Luckily, Mario is given a few advantages to help him out. Power-ups from the original game return, such as bumblebee Mario, fire blossom Mario and so on. Added to this roster are a bunch of fun new abilities. Boulder Mario gets to roll around squashing his foes and crashing into things. Cloud Mario is lighter than air, and can provide himself with up to three cloud platforms to stand on. Drill Mario is really cool, allowing Mario to tunnel through the center of various planetoids, emerging on the diametrically opposite side (I’m going to have to use that one as an example when we talk diameters in Geometry class sometime.) But most importantly, Mario is joined this time by that most mysterious of reptiles, the alien creature known only as a “Yoshi.”
What is the noble Yoshi, and what do we know about it? There appears to be only one Yoshi, even though he is constantly hatching from eggs scattered throughout the Marioverse. Yoshi is born with a saddle, indicating a servile mentality… in fact, when not under Mario’s direct control Yoshi completely falls into a total panic and charges off the nearest cliff like a total nutter. This is particularly strange, as Yoshi has little to fear from Mario’s enemies. Yoshi eats most of them, his peculiar digestive system working instantly to poop them out in the form of star bits. In Galaxy 2 Yoshi also demonstrates the ability to blow up like a balloon when eating weird blue fruit (talk about having a case of gas) and he can run across water when fed a hot pepper. Finally, Yoshi continues to have his odd but incredibly useful ability to temporarily ignore gravity by waving his two little feet around like crazy. Yoshi hovering comes with what has to be one of the most amusing little noises ever made in a video game… it is worth it to hold him in the air from time to time just to enjoy his funny little Yoshi mewling.

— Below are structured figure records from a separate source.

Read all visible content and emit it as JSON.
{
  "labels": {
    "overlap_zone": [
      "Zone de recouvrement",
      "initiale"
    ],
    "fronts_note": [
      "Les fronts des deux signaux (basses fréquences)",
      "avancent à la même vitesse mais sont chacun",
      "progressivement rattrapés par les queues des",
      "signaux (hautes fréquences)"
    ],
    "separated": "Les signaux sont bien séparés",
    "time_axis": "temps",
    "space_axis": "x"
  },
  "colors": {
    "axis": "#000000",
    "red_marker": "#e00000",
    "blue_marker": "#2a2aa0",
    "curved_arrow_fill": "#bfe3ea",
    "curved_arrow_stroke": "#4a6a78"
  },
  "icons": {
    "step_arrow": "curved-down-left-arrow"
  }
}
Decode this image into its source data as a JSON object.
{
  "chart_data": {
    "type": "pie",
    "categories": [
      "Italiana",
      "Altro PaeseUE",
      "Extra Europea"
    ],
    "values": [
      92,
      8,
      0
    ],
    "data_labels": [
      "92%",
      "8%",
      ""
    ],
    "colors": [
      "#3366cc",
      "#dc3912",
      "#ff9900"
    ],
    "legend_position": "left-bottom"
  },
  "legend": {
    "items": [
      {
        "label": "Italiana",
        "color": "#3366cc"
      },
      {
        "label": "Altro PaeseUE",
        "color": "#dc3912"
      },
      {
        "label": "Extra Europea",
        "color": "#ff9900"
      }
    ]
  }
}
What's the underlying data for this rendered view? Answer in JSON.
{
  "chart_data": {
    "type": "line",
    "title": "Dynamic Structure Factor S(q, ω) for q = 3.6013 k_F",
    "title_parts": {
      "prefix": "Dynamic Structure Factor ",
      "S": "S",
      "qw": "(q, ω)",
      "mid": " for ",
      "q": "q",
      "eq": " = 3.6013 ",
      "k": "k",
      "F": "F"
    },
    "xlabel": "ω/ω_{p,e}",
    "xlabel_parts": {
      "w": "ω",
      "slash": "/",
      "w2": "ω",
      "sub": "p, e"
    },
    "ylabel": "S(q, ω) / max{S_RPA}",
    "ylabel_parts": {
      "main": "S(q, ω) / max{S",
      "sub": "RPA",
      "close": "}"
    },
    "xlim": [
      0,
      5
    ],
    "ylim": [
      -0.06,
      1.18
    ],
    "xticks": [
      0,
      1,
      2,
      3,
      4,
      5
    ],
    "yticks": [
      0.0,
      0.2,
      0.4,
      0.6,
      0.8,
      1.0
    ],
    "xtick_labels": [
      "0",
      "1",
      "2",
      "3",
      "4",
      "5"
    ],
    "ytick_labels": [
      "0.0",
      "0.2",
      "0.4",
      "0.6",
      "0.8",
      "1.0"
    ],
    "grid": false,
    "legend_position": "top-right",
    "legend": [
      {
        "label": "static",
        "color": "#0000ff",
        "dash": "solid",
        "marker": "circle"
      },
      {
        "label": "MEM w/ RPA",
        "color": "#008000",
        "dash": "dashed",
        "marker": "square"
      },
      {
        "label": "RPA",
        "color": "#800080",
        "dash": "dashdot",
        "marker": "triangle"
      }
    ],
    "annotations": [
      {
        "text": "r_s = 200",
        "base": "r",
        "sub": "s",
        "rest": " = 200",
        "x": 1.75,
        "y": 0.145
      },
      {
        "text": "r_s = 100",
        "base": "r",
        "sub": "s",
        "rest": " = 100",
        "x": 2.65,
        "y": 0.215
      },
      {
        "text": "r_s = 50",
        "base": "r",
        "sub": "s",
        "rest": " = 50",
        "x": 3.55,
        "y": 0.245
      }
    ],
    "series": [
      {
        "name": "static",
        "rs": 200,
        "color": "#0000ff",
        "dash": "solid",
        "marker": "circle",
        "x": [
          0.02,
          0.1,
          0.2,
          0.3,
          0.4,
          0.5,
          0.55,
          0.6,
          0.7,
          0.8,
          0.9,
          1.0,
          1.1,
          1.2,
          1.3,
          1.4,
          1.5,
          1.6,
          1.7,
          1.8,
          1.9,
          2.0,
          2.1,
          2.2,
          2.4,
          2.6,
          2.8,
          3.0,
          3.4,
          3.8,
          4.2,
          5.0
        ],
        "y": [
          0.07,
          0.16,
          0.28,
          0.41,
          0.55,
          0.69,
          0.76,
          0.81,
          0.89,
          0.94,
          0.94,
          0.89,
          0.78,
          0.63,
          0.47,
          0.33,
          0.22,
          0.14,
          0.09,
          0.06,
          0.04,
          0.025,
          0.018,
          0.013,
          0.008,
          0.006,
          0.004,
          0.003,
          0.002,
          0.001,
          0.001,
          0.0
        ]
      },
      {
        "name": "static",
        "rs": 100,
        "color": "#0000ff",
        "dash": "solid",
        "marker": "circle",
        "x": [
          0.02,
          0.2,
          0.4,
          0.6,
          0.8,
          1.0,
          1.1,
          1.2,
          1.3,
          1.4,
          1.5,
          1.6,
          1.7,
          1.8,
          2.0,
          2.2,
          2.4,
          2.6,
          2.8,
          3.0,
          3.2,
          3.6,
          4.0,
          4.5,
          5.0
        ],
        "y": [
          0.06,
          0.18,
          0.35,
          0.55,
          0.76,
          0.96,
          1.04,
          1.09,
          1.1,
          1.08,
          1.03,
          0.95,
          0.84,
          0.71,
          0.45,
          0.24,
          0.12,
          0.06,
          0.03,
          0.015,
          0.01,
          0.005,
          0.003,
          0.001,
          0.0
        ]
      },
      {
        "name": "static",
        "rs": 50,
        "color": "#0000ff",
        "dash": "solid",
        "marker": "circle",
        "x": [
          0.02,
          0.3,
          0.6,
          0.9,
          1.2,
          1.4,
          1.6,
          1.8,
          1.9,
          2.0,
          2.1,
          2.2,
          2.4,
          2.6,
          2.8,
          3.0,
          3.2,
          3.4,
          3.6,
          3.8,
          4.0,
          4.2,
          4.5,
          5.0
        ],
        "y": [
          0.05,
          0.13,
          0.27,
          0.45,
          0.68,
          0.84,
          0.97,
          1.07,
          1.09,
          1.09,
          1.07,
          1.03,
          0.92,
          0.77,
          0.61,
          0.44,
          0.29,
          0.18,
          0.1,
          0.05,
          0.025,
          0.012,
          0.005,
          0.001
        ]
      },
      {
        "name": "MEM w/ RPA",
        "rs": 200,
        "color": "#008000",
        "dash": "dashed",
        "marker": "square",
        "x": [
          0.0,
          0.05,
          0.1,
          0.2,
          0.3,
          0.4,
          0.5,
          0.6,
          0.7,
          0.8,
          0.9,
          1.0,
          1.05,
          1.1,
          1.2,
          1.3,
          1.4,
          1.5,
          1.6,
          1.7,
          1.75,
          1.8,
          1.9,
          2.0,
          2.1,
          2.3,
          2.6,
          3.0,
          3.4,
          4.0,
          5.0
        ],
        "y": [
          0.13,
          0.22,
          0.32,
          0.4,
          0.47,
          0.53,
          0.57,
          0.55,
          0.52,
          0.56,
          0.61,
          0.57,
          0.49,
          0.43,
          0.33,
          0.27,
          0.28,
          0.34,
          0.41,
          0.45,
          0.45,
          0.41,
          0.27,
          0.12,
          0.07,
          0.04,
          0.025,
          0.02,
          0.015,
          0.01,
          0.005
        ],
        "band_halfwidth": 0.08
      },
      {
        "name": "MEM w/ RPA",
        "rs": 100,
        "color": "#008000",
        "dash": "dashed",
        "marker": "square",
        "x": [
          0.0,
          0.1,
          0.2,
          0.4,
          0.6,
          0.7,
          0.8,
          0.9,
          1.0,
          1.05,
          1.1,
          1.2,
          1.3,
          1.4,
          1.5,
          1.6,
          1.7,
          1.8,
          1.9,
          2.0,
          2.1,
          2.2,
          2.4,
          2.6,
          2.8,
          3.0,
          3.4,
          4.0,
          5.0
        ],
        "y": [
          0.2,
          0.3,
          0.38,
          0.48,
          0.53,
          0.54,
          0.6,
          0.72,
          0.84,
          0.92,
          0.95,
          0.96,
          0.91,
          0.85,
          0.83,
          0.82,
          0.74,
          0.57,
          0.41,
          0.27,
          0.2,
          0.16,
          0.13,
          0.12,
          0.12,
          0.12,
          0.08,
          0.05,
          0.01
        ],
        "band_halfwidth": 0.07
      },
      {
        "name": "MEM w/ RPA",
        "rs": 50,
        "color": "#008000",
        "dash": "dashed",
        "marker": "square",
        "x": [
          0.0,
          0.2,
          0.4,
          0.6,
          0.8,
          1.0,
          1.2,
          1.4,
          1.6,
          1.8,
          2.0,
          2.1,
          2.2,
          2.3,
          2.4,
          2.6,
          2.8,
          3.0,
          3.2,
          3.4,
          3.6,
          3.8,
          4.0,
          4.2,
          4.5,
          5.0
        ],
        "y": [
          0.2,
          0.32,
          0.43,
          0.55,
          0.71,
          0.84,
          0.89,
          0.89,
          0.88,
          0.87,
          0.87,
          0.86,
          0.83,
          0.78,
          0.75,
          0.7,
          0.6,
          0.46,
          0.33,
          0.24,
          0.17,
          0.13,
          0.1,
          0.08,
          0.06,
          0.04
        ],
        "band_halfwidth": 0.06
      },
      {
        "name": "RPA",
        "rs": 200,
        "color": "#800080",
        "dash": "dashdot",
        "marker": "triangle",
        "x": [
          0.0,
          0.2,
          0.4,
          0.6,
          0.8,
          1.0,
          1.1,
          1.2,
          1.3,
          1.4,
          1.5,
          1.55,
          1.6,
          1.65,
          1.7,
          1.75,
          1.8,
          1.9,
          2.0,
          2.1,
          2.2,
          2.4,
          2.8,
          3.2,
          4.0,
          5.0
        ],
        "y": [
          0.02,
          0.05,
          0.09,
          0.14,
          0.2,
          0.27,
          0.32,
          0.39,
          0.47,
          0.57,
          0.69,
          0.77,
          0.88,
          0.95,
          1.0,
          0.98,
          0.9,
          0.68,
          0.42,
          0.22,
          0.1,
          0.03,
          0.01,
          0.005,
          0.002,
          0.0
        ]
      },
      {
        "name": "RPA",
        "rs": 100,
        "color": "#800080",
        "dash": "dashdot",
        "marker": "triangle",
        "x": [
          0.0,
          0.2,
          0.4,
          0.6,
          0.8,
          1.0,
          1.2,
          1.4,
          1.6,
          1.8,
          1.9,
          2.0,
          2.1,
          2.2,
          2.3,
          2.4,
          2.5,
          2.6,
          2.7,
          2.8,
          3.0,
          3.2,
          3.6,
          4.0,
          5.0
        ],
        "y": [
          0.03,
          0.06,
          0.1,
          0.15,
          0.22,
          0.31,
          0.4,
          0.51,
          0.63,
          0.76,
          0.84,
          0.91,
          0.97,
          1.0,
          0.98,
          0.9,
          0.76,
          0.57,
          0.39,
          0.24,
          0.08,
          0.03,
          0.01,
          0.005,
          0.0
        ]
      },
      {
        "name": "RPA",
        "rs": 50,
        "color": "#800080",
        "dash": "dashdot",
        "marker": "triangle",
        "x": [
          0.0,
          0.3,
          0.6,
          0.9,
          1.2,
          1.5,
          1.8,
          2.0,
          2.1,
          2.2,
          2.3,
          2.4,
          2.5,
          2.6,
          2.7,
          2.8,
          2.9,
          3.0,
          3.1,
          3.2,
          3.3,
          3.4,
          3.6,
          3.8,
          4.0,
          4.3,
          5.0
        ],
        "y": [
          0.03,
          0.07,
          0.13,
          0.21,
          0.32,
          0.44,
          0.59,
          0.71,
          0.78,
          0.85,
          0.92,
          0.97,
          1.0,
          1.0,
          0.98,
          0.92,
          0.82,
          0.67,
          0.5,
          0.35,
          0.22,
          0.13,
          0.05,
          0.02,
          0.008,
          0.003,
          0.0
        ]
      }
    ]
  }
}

The physical structure of the Marioverse continues its delightful trend of making no sense whatsoever. Mario pilots his nogginship (which is steam-powered, by the way, because that makes it more FUN) to Worlds, which in fact look like galaxies. However, it is in fact within each World that you travel to Galaxies, which actually consist of random assortments of planetoids floating in air or in space. In each Galaxy, you find Stars. Oh, and sometimes Prankster Comets land in Galaxies and make new Stars appear! All of this is enough to make an astronomy teacher break down in tears, but serves well enough for the rest of us (as a math teacher, I think I’m okay with this.)
Galaxies come in a wide variety of entertaining motifs. Some are there principally to show off a new ability for Mario, or to run with a variation on gravity or shape. One world consists of giant replicas of desk supplies floating in the sky. Others enforce the toy box motif… the imagined worlds you’d build using those bright plastic toys that babies like the chew on. Through the course of the game Mario will swim and ice skate, glide with the assistance of giant birds, roll around atop a large marble, slide down ramps made of sand, explore ghost-filled haunted mansions, and in short do most of the things I’d rather be doing whenever I’m forced to grade papers. Oh, and the ever-popular Toad Squad is back as well. They show up scattered around various levels, offering Mario somewhat useful advice or at least a quick laugh. We have got to get Nintendo to market some Toad Squad figurines one of these days. Or at least lego versions. Hmm…. Lego Mario…
After the sometimes grueling experience of the New Super Mario Brothers, Super Mario Galaxy 2 comes as a welcome relief. Not that there aren’t some pretty tricky challenges in the new game, but the lack of time limits, the freedom of movement in three dimensions rather than two, and the absence of other players knocking you into hazards is, well, like a refreshing vacation amongst the stars. It is rather amazing that after so many years of so many incarnations, the sights, sounds and symbols of the Mario franchise can still feel so fresh and so fun. Super Mario Galaxy 2 is the kind of video game that generates that magical feel of participation and achievement that makes watching TV feel so damnably passive in comparison. Like those who attend a truly special event or really appreciate a great work of art, we who are lucky enough to have shared in the experience of Super Mario Galaxy 2 can come away a little changed for the better and more informed of what is possible in dreams.